For ambulance #1, we draw a single coin from the bucket. This coin represents whether that ambulance is going to be broken tomorrow. If we draw the marked coin, we label this ambulance as out-of-order, otherwise we label the ambulance as in-operation. After replacing the coin and shaking the bucket, we repeat the same procedure for ambulance #2, ambulance #3 and so forth. Having repeated the procedure 16 times, we now have a representation of all ambulances for a single day.

We can now repeat this whole process as many times as we like: each time, we come up with a representation for a different day, telling us how many ambulances will be out-of-service on that day.

After collecting evidence for, say, 50 experimental days we determine the proportion of the experimental days on which three or more ambulances are out of order. That proportion is an estimate of the probability that three or more ambulances will be out of order on a given day — the answer we seek. This procedure is an example of Monte Carlo simulation, which is the heart of the resampling method of statistical estimation.

A more direct way to answer this question would be to examine the firm’s actual records for the past 100 days or, better, 500 days (if that’s available) to determine how many days had three or more ambulances out of order. But the resampling procedure described above gives us an estimate even if we do not have such long-term information. This is realistic; it is frequently the case in the real world that we must make estimates on the basis of insufficient history about an event.

A quicker resampling method than the coins could be obtained with 16 ten-sided dice or spinners (like those found in Dungeons & Dragons games).
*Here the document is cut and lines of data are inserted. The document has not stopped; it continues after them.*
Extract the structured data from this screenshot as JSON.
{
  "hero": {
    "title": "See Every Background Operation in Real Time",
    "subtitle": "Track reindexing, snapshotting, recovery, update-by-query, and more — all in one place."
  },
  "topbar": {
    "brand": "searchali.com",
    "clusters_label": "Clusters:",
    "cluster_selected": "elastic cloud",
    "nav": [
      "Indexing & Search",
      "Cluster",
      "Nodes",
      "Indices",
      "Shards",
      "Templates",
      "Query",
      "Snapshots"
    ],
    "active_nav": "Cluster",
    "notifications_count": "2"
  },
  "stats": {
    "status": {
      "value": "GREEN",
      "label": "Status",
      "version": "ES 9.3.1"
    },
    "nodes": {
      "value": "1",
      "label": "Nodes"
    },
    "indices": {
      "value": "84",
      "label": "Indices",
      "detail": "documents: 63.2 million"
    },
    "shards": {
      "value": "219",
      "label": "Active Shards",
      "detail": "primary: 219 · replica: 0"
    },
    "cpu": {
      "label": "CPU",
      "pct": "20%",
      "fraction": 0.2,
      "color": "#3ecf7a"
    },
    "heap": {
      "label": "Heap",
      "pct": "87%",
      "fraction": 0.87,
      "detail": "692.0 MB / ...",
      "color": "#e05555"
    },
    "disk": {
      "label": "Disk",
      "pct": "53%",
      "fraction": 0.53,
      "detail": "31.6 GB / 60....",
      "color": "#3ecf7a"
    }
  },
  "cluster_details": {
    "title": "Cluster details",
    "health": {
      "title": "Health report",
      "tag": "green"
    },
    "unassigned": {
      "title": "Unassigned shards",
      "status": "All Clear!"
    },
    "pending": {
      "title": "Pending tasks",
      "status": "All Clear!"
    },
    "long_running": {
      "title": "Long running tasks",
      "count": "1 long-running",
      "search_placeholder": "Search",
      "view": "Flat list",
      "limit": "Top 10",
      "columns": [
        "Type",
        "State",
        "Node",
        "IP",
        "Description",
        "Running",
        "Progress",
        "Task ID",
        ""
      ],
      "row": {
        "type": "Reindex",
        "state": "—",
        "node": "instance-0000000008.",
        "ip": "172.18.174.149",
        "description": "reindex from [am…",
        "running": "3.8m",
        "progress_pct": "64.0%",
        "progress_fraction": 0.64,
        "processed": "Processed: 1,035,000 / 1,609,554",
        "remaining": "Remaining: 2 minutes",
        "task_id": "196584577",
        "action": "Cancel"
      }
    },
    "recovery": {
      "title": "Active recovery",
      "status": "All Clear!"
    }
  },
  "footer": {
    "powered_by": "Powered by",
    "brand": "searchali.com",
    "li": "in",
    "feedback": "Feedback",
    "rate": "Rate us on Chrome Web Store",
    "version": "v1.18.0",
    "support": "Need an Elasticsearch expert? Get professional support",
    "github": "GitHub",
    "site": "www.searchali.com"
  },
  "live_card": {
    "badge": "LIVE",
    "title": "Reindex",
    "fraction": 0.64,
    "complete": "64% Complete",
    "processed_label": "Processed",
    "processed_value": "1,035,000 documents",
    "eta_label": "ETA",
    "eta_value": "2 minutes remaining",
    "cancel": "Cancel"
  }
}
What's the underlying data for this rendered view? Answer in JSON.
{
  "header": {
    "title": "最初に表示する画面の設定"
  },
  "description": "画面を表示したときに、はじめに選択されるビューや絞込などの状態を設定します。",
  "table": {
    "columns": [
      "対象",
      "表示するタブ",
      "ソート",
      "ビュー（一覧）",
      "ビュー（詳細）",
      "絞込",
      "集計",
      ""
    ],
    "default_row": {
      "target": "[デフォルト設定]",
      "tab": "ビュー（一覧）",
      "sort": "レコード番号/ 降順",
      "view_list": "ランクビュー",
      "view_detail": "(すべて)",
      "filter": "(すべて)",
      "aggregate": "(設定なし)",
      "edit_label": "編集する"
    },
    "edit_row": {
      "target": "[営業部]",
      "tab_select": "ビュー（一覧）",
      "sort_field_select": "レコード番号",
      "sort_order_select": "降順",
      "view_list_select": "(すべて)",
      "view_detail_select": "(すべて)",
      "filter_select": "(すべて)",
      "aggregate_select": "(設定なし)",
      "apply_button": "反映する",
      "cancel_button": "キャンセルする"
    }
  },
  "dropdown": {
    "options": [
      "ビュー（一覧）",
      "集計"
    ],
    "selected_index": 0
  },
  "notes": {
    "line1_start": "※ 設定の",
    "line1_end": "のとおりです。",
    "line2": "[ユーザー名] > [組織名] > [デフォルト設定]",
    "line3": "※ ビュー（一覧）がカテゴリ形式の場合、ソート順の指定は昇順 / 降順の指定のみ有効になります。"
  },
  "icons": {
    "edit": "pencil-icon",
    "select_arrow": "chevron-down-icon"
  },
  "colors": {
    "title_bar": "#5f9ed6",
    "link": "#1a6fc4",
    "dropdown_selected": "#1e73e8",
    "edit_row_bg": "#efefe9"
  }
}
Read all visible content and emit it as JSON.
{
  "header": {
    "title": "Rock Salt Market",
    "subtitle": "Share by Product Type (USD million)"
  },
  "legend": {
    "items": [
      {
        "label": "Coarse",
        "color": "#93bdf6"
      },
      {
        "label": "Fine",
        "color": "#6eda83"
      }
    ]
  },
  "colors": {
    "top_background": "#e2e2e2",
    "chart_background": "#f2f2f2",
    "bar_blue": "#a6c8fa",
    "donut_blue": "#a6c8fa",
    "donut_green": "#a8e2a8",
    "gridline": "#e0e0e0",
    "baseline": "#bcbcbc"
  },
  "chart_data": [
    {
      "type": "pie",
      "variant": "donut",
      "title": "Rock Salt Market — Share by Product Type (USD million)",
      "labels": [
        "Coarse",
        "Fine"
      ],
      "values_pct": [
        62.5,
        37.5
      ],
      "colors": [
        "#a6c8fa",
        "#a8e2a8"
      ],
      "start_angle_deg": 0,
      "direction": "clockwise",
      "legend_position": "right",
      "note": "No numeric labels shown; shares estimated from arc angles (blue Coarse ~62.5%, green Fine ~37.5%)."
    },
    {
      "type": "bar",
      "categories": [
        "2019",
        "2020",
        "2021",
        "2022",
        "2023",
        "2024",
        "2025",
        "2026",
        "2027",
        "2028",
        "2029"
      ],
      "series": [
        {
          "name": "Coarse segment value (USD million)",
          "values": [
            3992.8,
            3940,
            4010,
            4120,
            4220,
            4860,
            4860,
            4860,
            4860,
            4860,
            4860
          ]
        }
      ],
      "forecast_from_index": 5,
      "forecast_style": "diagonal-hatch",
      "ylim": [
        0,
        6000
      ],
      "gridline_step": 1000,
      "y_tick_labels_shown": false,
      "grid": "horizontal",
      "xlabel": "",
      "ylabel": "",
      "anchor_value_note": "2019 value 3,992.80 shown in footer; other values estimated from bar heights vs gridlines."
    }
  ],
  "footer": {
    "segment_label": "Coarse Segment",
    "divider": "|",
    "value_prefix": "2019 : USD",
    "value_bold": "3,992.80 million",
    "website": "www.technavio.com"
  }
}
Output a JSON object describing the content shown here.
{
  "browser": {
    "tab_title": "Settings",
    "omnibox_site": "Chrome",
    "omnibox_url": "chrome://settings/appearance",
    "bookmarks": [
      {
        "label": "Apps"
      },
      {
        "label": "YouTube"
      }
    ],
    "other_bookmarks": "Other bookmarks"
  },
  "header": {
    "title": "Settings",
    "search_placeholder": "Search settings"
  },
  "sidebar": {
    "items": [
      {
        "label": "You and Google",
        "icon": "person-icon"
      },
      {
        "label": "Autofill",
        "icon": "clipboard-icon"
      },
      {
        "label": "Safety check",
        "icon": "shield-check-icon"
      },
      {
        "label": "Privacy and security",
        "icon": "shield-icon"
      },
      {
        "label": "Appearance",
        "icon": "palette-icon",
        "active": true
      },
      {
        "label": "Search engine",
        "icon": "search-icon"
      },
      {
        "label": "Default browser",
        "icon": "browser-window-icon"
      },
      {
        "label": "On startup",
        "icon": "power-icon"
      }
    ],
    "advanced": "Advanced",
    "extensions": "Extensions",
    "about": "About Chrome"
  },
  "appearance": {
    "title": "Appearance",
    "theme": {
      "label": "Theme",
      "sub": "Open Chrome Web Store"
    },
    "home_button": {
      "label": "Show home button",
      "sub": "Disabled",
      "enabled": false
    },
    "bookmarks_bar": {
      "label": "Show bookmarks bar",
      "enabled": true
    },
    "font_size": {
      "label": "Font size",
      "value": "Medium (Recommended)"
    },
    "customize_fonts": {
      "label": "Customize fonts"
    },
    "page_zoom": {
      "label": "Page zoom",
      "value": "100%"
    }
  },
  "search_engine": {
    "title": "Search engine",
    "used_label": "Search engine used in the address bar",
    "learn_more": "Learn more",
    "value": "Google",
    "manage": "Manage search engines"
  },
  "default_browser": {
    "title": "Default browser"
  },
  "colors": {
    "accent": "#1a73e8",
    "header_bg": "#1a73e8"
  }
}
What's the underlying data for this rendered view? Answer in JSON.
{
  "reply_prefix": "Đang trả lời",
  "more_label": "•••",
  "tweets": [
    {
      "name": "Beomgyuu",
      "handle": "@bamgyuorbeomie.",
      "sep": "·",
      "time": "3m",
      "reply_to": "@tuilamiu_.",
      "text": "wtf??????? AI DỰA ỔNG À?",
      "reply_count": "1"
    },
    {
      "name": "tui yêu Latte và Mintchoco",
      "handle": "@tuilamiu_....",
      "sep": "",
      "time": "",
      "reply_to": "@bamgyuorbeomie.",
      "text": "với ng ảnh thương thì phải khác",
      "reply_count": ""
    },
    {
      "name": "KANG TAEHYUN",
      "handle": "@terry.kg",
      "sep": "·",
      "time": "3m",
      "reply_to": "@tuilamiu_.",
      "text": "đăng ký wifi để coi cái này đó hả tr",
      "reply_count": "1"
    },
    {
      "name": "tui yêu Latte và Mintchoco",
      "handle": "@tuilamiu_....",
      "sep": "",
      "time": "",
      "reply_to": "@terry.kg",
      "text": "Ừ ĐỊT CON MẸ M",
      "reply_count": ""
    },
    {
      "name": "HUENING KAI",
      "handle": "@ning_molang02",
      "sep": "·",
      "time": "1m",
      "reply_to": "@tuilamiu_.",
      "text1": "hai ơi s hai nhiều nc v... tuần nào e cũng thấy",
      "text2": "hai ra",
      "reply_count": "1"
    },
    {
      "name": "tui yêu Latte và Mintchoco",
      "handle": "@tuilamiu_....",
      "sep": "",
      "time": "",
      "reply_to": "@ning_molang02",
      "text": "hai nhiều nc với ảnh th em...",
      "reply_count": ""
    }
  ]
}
For each die, we identify one of its ten sides as “out-of-order”.

Standard 10-sided dice have the numbers 0 through 9 on their faces, rather than 1 through 10. Figure 2.1 shows a standard 10-sided die:

Figure 2.1: 10-sided die

We decide, arbitrarily, that the 9 side means “out-of-order”. We could even put a little bit of paint on the 9 side to remind us. The die represents an ambulance. If we roll the die, and get this face, this indicates that the ambulance was out of order. If we get any of the other faces — 0 through 8 — this ambulance was in working order. A single throw of all 16 dice will be our experimental trial that represents a single day; we just have to count whether three or more ambulances turn up “out of order”. Figure 2.2 show the result of one trial — throwing 16 dice:

Figure 2.2: 16 10-sided dice

As you can see, the trial in Figure 2.2 gave us a single 9, so there was only one ambulance out of order.

In a hundred throws of the 16 dice — which probably takes less than 5 minutes — we can get a fast and reasonably accurate answer to our question.

2.2 Randomness from your computer

Computers make it easy to generate random numbers for resampling.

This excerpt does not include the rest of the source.